What’s wrong? We limit the number of users. That’s a damn good story as it is possible to do serious attacks with distributed users. But we did not limit the number of requests per user! How can we limit the number of requests per user? Or, the number of requests to a certain URL?
Think you are the boss of a police station. One nice and sunny morning you would tell one of your officers to check cars (that’s the Selector, he has to select cars). Unfortunately a single officer would not be able to check all cars, so you tell him to stop every 10th car. This would be the Idenitfyer.
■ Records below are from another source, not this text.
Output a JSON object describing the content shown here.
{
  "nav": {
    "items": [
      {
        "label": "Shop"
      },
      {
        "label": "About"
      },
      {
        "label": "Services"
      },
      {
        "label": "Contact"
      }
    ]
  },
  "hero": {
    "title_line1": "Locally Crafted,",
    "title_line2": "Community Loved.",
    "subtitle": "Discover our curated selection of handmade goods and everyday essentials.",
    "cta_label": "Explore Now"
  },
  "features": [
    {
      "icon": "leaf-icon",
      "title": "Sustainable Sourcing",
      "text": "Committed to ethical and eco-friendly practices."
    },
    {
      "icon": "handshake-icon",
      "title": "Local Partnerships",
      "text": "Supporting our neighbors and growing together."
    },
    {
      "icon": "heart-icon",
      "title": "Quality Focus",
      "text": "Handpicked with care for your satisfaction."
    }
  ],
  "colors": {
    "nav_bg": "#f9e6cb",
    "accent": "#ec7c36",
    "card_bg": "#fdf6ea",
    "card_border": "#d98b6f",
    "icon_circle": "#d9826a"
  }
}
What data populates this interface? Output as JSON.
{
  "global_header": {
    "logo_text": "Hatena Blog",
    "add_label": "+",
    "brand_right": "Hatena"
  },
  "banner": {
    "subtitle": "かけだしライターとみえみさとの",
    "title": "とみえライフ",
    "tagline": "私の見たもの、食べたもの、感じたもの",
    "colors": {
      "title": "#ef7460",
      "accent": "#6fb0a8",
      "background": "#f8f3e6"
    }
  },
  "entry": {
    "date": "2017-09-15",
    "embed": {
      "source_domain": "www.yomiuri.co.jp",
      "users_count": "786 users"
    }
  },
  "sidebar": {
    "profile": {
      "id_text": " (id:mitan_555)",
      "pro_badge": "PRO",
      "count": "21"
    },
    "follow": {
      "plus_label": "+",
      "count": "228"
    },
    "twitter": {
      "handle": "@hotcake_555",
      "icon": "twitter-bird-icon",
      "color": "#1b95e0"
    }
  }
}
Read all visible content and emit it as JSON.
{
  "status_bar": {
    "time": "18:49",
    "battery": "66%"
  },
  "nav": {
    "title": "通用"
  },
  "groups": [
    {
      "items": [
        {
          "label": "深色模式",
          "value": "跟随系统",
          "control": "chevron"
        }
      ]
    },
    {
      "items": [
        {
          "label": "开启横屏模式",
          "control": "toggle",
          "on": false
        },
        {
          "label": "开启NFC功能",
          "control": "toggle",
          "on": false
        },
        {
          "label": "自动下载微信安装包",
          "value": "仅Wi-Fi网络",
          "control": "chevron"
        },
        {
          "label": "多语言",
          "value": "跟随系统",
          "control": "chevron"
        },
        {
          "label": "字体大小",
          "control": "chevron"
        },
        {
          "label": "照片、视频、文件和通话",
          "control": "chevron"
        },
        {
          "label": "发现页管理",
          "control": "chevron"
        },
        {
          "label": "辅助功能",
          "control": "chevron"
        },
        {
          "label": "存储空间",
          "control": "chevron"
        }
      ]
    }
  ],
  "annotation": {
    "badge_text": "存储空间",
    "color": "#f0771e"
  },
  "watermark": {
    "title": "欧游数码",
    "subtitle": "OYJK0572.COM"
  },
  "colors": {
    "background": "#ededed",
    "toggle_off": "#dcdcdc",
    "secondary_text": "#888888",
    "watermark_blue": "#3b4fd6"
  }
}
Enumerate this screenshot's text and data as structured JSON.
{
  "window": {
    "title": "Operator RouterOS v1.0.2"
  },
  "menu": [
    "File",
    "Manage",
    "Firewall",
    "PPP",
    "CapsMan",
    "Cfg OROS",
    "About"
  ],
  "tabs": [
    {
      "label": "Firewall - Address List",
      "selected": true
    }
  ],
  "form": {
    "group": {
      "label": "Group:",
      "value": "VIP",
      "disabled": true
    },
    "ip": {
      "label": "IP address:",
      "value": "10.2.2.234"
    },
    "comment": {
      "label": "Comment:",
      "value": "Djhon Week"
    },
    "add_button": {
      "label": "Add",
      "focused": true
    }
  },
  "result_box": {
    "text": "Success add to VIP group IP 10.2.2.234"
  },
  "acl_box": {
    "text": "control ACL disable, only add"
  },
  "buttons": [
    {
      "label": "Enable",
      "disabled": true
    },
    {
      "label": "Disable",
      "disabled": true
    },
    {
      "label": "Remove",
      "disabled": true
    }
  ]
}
Both together give a good job description: “check every 10th car!”. But it takes an officer to do the job. That’s what our (responder) policy would do.
So we have to set up a stream selector, a stream identifier and a responder policy.
Rate Limiting is the feature or choice!
The very best thing: Rate limiting is standard edition, so everyone may use it. How could Citrix NetScaler Rate Limiting look like to protect from a DOS attack?
The NetScaler Rate Limiting Stream Selector
The first ting to do: select the kind of traffic we want to limit. There are two kinds of approach: the client IP and the URL; or a combination of both. There are built in stream selectors we could use: Top_URL (HTTP.REQ.URL) and Top_CLIENTS (CLIENT.IP.SRC). I did a trace of an attack done by HULK. HULK always appends some random strings like ?KCDPT=SRKGT. So Top_URL is not useful, instead we would need to create our own stream selector based on HTTP.REQ.URL.PATH to strip the query string.
I created a stream selector using both, URL and IP. This is a list of URLs per IP.
add stream selector rate_sel_URL_IP CLIENT.IP.SRC HTTP.REQ.URL.PATH
The stream selector “does not do anything” but selects streams. So our next step would be:
Create a NetScaler Rate Limiting Stream Idenitfyer
The stream identifier checks weather or not to pick a stream. There are several parameters:
- The Selector is the stream selector we created before.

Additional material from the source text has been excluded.